I expect to be asked:  "Assuming that this is what salvation is, do you hold that there is only one way to it, the way of accepting Jesus as God and by keeping his commandments? Or are there other ways?"

My tentative answer is that, yes, there is only one way, but this is so only on the normative Christian conception of salvation. For on this conception, to be saved is to participate in the life of the triune God, the Second Person of which lived on Earth as a particular man, in a particular place, and shared fully in the miseries of our earthly sojourn. So if you accept normative Christianity, there is only one way to salvation.

My point is that whether there is only one way to the ultimate religious goal, salvation, depends on what salvation is, and there are different conceptions thereof.  These will have to be examined.

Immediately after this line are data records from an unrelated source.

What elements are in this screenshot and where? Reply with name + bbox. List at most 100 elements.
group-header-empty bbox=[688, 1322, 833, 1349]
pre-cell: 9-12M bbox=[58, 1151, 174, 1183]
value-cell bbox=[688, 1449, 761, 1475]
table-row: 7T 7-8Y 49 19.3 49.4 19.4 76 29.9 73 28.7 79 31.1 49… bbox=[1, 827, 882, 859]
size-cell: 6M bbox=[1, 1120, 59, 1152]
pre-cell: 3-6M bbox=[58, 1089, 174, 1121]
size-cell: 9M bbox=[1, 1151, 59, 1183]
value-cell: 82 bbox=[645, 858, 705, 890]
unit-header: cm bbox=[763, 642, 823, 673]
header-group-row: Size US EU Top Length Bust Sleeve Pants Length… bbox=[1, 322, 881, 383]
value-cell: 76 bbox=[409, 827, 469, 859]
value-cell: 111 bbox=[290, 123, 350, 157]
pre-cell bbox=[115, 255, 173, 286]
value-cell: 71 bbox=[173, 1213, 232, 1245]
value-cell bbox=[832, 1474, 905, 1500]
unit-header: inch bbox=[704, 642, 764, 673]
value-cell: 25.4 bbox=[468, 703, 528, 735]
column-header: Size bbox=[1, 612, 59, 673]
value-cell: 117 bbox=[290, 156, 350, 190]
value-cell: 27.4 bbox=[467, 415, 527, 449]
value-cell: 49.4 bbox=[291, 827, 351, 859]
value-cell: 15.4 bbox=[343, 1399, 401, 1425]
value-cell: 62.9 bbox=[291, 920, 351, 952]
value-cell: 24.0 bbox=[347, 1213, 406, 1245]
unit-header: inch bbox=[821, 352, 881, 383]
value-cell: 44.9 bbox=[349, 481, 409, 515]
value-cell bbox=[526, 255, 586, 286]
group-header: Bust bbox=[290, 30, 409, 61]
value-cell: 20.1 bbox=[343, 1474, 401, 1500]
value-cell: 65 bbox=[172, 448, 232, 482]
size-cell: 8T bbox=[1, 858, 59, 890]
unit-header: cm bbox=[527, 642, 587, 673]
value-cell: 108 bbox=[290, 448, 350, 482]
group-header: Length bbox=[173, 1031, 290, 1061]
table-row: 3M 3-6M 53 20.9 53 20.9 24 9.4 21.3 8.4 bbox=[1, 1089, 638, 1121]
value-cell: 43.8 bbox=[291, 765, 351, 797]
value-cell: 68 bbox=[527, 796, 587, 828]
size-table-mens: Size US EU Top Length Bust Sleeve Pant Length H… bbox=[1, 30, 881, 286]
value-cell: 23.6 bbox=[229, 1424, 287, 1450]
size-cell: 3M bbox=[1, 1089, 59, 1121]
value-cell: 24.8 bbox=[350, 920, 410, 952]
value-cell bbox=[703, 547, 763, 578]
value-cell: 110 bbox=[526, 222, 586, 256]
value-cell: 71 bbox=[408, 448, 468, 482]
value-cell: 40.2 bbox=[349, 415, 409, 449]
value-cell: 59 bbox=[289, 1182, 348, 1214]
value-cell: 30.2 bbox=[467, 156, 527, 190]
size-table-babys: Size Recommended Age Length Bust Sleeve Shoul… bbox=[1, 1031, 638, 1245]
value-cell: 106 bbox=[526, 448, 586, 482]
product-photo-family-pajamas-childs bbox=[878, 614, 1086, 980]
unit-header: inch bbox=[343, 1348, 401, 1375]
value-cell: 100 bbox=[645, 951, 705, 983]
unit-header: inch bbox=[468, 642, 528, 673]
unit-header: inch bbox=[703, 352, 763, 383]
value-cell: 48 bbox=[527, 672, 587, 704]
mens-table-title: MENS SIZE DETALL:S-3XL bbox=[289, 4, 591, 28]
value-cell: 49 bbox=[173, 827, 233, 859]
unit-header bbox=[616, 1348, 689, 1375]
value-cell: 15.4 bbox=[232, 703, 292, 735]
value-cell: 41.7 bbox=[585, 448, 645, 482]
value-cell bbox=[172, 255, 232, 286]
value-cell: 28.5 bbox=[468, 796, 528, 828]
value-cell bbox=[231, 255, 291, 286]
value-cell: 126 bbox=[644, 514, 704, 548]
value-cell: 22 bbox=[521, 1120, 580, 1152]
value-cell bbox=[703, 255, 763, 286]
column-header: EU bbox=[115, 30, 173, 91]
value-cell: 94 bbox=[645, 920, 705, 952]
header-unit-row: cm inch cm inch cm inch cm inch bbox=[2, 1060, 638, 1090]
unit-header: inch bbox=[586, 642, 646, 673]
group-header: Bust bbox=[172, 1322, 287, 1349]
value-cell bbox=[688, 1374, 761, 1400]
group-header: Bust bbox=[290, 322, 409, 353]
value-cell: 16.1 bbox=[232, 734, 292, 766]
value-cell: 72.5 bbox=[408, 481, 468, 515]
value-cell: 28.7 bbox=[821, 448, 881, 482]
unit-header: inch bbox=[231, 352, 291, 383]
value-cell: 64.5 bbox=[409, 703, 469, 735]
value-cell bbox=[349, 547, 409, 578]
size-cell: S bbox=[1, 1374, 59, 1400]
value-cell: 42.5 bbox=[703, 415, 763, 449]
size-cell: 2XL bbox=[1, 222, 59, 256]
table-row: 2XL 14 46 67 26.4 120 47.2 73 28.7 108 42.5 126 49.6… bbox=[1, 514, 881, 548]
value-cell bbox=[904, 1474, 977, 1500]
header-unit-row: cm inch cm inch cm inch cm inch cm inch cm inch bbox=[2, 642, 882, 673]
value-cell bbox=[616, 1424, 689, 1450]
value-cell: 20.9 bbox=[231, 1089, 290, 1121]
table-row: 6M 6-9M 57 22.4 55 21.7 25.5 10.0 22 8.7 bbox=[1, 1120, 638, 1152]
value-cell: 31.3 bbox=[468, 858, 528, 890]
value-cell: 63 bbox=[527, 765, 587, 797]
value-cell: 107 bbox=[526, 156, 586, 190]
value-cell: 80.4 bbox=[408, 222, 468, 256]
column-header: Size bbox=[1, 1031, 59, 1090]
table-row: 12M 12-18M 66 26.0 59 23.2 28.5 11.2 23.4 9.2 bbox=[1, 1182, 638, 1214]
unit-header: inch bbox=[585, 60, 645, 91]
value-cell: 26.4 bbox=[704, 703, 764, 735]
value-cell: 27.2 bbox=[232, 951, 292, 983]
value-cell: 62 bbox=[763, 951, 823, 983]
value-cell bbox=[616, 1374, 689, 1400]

I'll leave it here for now, and if Tom or anyone wants to pursue this topic and its many ramifications, I'm game.

_____________________________________

*Two questions that naturally arise, and that cannot be engaged in any detail at the moment are: What is religion? and What is salvation?  For present purposes we may assume that Christianity is a clear example of a religion, and that, within Christianity, salvation is participation in the divine life.